This paper aims to integrate the strengths of joint detection and visual multi-object tracking algorithms with transformer-based visual multi-object tracking algorithms to improve the performance of multi-object tracking in drone aerial videos. Additionally, we propose a more comprehensive, robust, and efficient integrated multi-object tracking algorithm by modeling object motion information.

By leveraging the advanced capabilities of transformer models to capture global contexts and the strengths of joint detection and tracking methods in handling occlusions and scale variations, our approach addresses the unique challenges posed by drone aerial videos, such as rapid object motion, complex environmental conditions, and data noise. This integration allows for more accurate and reliable tracking of multiple objects, enhancing the overall performance and robustness of tracking systems in various real-world scenarios.

A series of novel results have been achieved in the drone aerial multi-object tracking field, with GAO-Tracker demonstrating excellent results on the VisDrone and UAVDT datasets. These datasets, which are widely used benchmarks in the field, have shown that our method significantly outperforms existing state-of-the-art methods in terms of both accuracy and robustness. This indicates GAO-Tracker’s strong potential for practical applications in surveillance, rescue operations, agriculture, and urban planning, among others.

The practical solutions provided by GAO-Tracker to multi-object tracking problems in real-world scenarios offer new ideas and methods for the development of drone visual tracking. Our approach not only contributes to the current body of knowledge but also paves the way for future research in this area. In the future, efforts will focus on improving and optimizing algorithms to enhance multi-object tracking performance further. This includes refining the integration of detection and tracking components, enhancing the efficiency of the transformer model, and exploring new ways to handle challenging scenarios such as crowded environments and dynamic backgrounds.

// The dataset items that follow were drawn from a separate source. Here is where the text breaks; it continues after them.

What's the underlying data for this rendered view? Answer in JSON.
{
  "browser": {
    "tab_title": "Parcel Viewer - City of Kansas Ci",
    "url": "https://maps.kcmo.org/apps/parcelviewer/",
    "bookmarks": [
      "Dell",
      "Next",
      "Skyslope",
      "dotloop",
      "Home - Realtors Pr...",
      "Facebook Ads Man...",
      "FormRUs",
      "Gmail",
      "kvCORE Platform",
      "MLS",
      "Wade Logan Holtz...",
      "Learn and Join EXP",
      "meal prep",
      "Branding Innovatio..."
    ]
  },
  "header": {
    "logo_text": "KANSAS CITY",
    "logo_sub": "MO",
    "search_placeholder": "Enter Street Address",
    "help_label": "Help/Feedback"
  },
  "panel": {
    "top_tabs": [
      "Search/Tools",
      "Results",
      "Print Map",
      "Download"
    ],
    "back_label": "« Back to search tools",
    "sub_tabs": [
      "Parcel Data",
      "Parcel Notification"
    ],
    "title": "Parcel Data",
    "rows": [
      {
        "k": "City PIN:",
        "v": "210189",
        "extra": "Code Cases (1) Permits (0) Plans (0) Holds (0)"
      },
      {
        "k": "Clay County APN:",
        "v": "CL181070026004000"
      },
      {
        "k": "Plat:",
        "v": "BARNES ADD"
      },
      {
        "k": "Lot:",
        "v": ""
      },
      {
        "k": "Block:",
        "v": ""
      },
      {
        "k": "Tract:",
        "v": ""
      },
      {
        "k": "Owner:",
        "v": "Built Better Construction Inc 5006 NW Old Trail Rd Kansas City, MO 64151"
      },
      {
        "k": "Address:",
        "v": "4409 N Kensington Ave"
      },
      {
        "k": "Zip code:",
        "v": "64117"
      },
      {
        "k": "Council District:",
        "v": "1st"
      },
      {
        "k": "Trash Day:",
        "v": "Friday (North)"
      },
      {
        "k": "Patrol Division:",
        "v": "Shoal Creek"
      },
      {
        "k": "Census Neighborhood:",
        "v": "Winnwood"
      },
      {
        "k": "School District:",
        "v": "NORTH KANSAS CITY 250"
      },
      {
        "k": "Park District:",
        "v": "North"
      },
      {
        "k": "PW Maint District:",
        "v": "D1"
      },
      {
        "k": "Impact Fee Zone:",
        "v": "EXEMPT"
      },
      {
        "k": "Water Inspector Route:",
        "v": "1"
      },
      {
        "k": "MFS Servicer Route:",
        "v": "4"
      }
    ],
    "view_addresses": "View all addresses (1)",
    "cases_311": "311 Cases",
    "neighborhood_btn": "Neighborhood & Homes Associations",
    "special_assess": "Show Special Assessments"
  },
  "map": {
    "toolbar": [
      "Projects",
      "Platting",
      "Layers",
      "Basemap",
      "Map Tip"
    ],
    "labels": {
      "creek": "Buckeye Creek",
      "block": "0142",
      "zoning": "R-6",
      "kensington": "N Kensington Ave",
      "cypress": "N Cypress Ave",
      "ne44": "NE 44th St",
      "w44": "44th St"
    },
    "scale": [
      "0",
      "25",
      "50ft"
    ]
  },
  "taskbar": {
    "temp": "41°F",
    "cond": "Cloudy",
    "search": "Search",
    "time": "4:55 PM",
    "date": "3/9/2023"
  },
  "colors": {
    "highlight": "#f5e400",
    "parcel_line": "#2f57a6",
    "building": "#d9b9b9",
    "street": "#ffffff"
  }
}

Additionally, endeavors will be made to extend research findings to broader application areas to benefit more diverse fields. For instance, improvements in drone-based multi-object tracking can be adapted for use in autonomous driving, security systems, wildlife monitoring, and other areas where real-time, accurate tracking of multiple objects is critical. By expanding the applicability of our research, we aim to contribute to the advancement of technology across various domains, ultimately enhancing the capabilities and reliability of multi-object tracking systems.

Author Contributions

Conceptualization, Y.Y.; methodology, Y.Y., Y.W. and Y.L.; software, Y.P. and Y.L.; formal analysis, Y.W.; investigation, Y.W.; resources, Y.P.; data curation, L.Z., Y.P. and Y.L.; writing—original draft, Y.Y.; writing—review and editing, Y.W. and L.Z.; visualization, Y.L.; supervision, L.Z.; project administration, Y.P. All authors have read and agreed to the published version of the manuscript.

Funding

This work was supported by Funding for Outstanding Doctoral Dissertation in NUAA under grant BCXJ24-10, the Postgraduate Research and Practice Innovation Program of Jiangsu Province under grant KYCX24_0583, the National Natural Science Foundation of China under grant 61573183, and the Natural Science Foundation of Shaanxi Province of China under grant 2024JC-YBQN-0695.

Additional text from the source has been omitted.